According to the GMB union the Government’s use of outsourcing has increased since the collapse into insolvency of the firm Carillion at the start of 2018, pushing the value of contracts up by 53%.
Whether the increasing use of outsourcing is a good or a bad thing depends on many factors.
For those sub-contractors and suppliers to Carillion who either lost contracts, money or work, it clearly was not a good thing as they await the outcome of investigations by Insolvency Practitioners to see whether there will ever be any recompense.
Pertinently for those owed money when a company enters an insolvency process, its employees are paid in priority or by the government if there aren’t sufficient funds, whereas its sub-contractors are treated as unsecured creditors and rarely paid anything like the amount they are owed.
But many SMEs depend for at least some, if not all, of their revenue on providing various outsourced services to their clients, from IT support and website building, to supplying parts or labour as part of a supply chain in construction, engineering and elsewhere.
Many self-employed people also provide services, from book keeping to marketing services.
The problems come when the buyer of the services is less than prompt about paying, often much later than in the terms and conditions, or perhaps they put pressure on suppliers to do work either for free or at extremely low cost, offering the “carrot” of more work or exposure that will be good for their business and result in further work.
Many self-employed people report, however, that the “carrot” fails to materialise and that in fact it puts a downward pressure on people and businesses offering services in their sector.
There is no doubt, though, that for those SMEs with the right skills and offering, and especially where there is a skill shortage, outsourcing can benefit both parties.
How to maximise the outsourcing benefits and minimise the risks
While using outsourced skills can improve a business’ output and reputation while minimising costs or at least avoiding employee liabilities, there are some pitfalls to be wary of.
The main ones involve not having the skills and owning intellectual property in-house which can expose you to supply and demand costs when business is growing. This is common in the construction and IT industries.

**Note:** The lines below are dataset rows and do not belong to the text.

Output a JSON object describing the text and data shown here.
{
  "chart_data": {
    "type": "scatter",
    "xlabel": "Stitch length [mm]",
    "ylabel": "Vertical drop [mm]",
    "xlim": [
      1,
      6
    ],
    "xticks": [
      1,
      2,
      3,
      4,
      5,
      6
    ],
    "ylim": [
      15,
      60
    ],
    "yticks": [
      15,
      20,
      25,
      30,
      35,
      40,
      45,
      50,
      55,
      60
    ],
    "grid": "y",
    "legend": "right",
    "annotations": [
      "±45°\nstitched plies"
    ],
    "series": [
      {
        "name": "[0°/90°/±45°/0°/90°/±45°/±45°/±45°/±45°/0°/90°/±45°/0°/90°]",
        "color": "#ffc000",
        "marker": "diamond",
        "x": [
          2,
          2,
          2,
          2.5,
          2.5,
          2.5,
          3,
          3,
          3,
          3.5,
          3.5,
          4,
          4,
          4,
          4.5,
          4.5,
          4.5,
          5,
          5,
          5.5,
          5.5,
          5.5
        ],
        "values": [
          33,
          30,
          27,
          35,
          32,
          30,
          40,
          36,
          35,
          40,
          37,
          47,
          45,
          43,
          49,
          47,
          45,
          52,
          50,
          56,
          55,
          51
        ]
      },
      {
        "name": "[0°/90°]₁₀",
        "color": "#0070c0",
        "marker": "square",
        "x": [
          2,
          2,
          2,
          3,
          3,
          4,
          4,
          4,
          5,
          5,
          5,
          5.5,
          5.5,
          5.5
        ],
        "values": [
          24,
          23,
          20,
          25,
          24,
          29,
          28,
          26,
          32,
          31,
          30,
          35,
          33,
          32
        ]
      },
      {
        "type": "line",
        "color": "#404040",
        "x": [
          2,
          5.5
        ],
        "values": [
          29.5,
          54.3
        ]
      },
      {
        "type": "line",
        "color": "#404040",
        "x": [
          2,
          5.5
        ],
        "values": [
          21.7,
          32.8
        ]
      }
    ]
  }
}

There is also the potential for the leak of sensitive information by people who are likely to have less loyalty to the business than those who are directly employed.
Another common problem is a lack of clarity about roles and contractual obligations.
Consistent quality of the work being provided and also adherence to deadlines may also be a problem.
At the initial stages of choosing a business to which to outsource a function or task, therefore, there needs to be very clear and detailed discussion of all the above issues with clear contractual obligations underpinned by deadlines with processes laid down for quality control and confidentiality together with penalty clauses should the provider fail to meet them.
By the same token, there should be a clear agreement on payment amounts and dates.
All of these should be included in a written agreement and signed by both parties as a contract which most likely will only ever be referred to when disagreements arise.
Both parties, those offering outsourced services and those buying them, can benefit from the transaction, but only if there is transparency with safeguards in place as well as honesty and integrity.